As a freshman, I made the varsity soccer team at a Catholic High School. This was great not only because I liked that I got to say I was on varsity, but also because I loved that cool senior girls now said hi to me in the halls. As team ritual, the captains would always host spaghetti dinners the night before Saturday games, for a little team bonding and carbo-loading. “Team bonding,” of course meant gossiping for hours, and since none of the other girls even remotely cared about what was going on in the ninth-grade, I just sat back and listened. Most of it was petty boyfriend girlfriend drama, with the occasional pregnancy scare thrown in, but one story was a little too juicy for any of us to disregard. A couple or seniors told us about their friend Kelly (who was easily one of most beautiful people to ever grace the hallways of that school, not to mention one of the brightest) and a little romance that she had started up with the young, hunky, MARRIED, religion teacher at our school, Mr. Brown. A collective gasp filled the room. They went on to tell us all sort of juicy details from the love letters they exchanged, the flowers he would leave in her locker, to their frequent secret rendezvous. Needless to say we left that night in a state of shock. Our school was grade 8-12 and only had 800 kids in it so news like that was something that was going to spread fast. And it did.

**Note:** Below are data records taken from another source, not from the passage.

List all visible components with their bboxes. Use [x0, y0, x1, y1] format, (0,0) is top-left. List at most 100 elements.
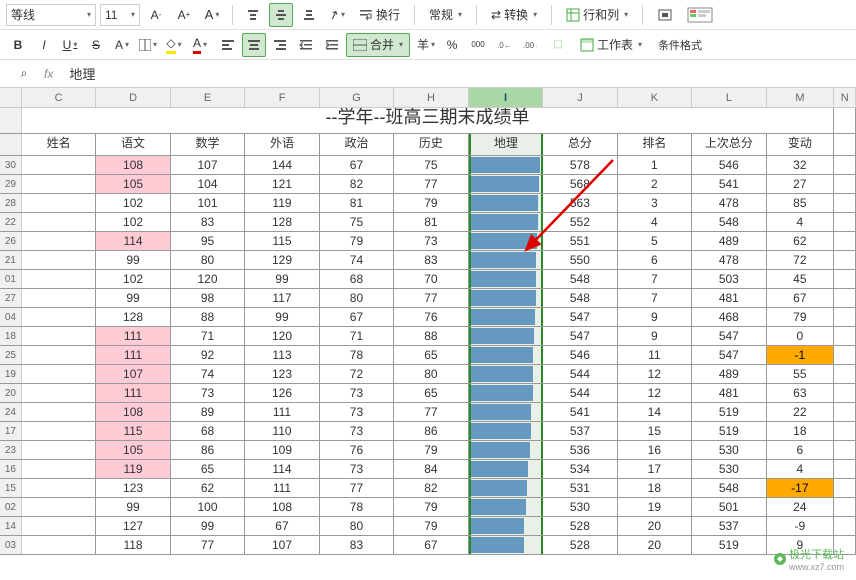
data-cell[interactable]: 67 — [320, 308, 394, 326]
data-cell[interactable]: 85 — [767, 194, 835, 212]
data-cell[interactable]: 67 — [245, 517, 319, 535]
header-cell[interactable]: 地理 — [469, 134, 544, 155]
data-cell[interactable] — [22, 403, 96, 421]
data-cell[interactable]: 77 — [320, 479, 394, 497]
border-button[interactable]: ▾ — [136, 33, 160, 57]
data-cell[interactable]: 63 — [767, 384, 835, 402]
data-cell[interactable]: 81 — [394, 213, 468, 231]
title-cell[interactable]: --学年--班高三期末成绩单 — [22, 108, 834, 133]
fill-color-button[interactable]: ◇▾ — [162, 33, 186, 57]
data-cell[interactable] — [469, 194, 544, 212]
row-header[interactable]: 25 — [0, 346, 22, 364]
data-cell[interactable]: 73 — [320, 460, 394, 478]
merge-button[interactable]: 合并 ▾ — [346, 33, 410, 57]
data-cell[interactable]: 0 — [767, 327, 835, 345]
data-cell[interactable] — [469, 365, 544, 383]
data-cell[interactable]: 4 — [618, 213, 692, 231]
data-cell[interactable]: 550 — [543, 251, 617, 269]
convert-button[interactable]: ⇄ 转换 ▾ — [485, 3, 543, 27]
cond-format-button[interactable]: 条件格式 — [652, 37, 708, 53]
data-cell[interactable]: 88 — [394, 327, 468, 345]
decrease-indent-button[interactable] — [294, 33, 318, 57]
header-cell[interactable]: 历史 — [394, 134, 468, 155]
data-cell[interactable]: 478 — [692, 194, 766, 212]
data-cell[interactable]: 76 — [394, 308, 468, 326]
data-cell[interactable]: 546 — [543, 346, 617, 364]
data-cell[interactable] — [469, 308, 544, 326]
data-cell[interactable]: 548 — [543, 270, 617, 288]
strikethrough-button[interactable]: S — [84, 33, 108, 57]
data-cell[interactable]: 6 — [618, 251, 692, 269]
data-cell[interactable] — [22, 156, 96, 174]
data-cell[interactable] — [22, 460, 96, 478]
data-cell[interactable]: 80 — [320, 517, 394, 535]
data-cell[interactable]: 111 — [96, 384, 170, 402]
data-cell[interactable]: 107 — [171, 156, 245, 174]
data-cell[interactable] — [469, 460, 544, 478]
currency-button[interactable]: 羊▾ — [414, 33, 438, 57]
row-header[interactable]: 04 — [0, 308, 22, 326]
font-dialog-button[interactable]: A▾ — [110, 33, 134, 57]
row-header[interactable]: 01 — [0, 270, 22, 288]
data-cell[interactable]: 12 — [618, 384, 692, 402]
data-cell[interactable]: 73 — [320, 403, 394, 421]
data-cell[interactable]: 5 — [618, 232, 692, 250]
data-cell[interactable]: -17 — [767, 479, 835, 497]
data-cell[interactable]: 99 — [96, 251, 170, 269]
data-cell[interactable]: 107 — [96, 365, 170, 383]
data-cell[interactable]: 18 — [767, 422, 835, 440]
data-cell[interactable] — [22, 346, 96, 364]
data-cell[interactable]: 102 — [96, 270, 170, 288]
data-cell[interactable] — [469, 289, 544, 307]
data-cell[interactable]: -1 — [767, 346, 835, 364]
data-cell[interactable]: 547 — [543, 308, 617, 326]
data-cell[interactable]: 563 — [543, 194, 617, 212]
row-header[interactable]: 02 — [0, 498, 22, 516]
data-cell[interactable]: 32 — [767, 156, 835, 174]
data-cell[interactable]: 117 — [245, 289, 319, 307]
data-cell[interactable]: 17 — [618, 460, 692, 478]
data-cell[interactable]: 72 — [320, 365, 394, 383]
data-cell[interactable]: 111 — [96, 327, 170, 345]
data-cell[interactable]: 65 — [394, 384, 468, 402]
data-cell[interactable]: 111 — [245, 479, 319, 497]
row-header[interactable]: 17 — [0, 422, 22, 440]
increase-font-button[interactable]: A+ — [172, 3, 196, 27]
data-cell[interactable]: 489 — [692, 365, 766, 383]
data-cell[interactable]: 80 — [320, 289, 394, 307]
data-cell[interactable]: 107 — [245, 536, 319, 554]
data-cell[interactable]: 99 — [96, 498, 170, 516]
data-cell[interactable]: 531 — [543, 479, 617, 497]
data-cell[interactable]: 92 — [171, 346, 245, 364]
row-header[interactable]: 15 — [0, 479, 22, 497]
col-header-H[interactable]: H — [394, 88, 468, 107]
data-cell[interactable]: 481 — [692, 384, 766, 402]
data-cell[interactable]: 126 — [245, 384, 319, 402]
data-cell[interactable]: 78 — [320, 498, 394, 516]
data-cell[interactable]: 3 — [618, 194, 692, 212]
data-cell[interactable]: 88 — [171, 308, 245, 326]
data-cell[interactable]: 547 — [543, 327, 617, 345]
data-cell[interactable]: 519 — [692, 422, 766, 440]
data-cell[interactable]: 128 — [96, 308, 170, 326]
data-cell[interactable] — [22, 536, 96, 554]
data-cell[interactable] — [22, 232, 96, 250]
data-cell[interactable] — [469, 156, 544, 174]
data-cell[interactable]: 114 — [245, 460, 319, 478]
data-cell[interactable]: 98 — [171, 289, 245, 307]
data-cell[interactable]: 537 — [692, 517, 766, 535]
data-cell[interactable]: 119 — [96, 460, 170, 478]
data-cell[interactable]: 548 — [543, 289, 617, 307]
header-cell[interactable]: 姓名 — [22, 134, 96, 155]
row-header[interactable]: 24 — [0, 403, 22, 421]
data-cell[interactable]: 72 — [767, 251, 835, 269]
increase-indent-button[interactable] — [320, 33, 344, 57]
data-cell[interactable]: 19 — [618, 498, 692, 516]
data-cell[interactable]: 115 — [96, 422, 170, 440]
data-cell[interactable]: 108 — [245, 498, 319, 516]
data-cell[interactable]: 113 — [245, 346, 319, 364]
data-cell[interactable]: 83 — [171, 213, 245, 231]
data-cell[interactable]: 67 — [767, 289, 835, 307]
data-cell[interactable]: 86 — [394, 422, 468, 440]
row-header[interactable]: 27 — [0, 289, 22, 307]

That Saturday night at a sleepover with three other girls, I dished on the whole thing. I spared no details, and of course they were just as amazed as me. By that Monday, the lunch tables were buzzing about the freshly outted and completely scandalous relationship. New details were being added in by the second, from him leaving his wife so they could elope after she graduated, to her being pregnant. By Tuesday Mr. Brown was no longer teaching at the school. I felt awful for being part of something that would end up getting a teacher fire, but knew that I wasn’t working alone. What weighed on my most however, was that I didn’t know if it were true or just the spiteful gossip of some jealous friends.
A couple of years later, another religion teacher at my school ended up marrying someone in my family (yes, it was weird), and while at my annual family Christmas Party I mustered up the courage to ask if there had been any truth to the story. He said that there was, and while he didn’t divulge any gritty details, he did say that the relationship was “inappropriate.” Any guilt I had felt about telling my friends slowly melted away.
I never saw Mr. Brown again, and didn’t see Kelly until about six years later when I heard that she was going to be representing Maine (not our home state, but where she went to college) in the Miss America Pageant. She didn’t make it past the first round, but as I watched her on the stage I couldn’t help but think if she won how quickly it would take someone to sell the story.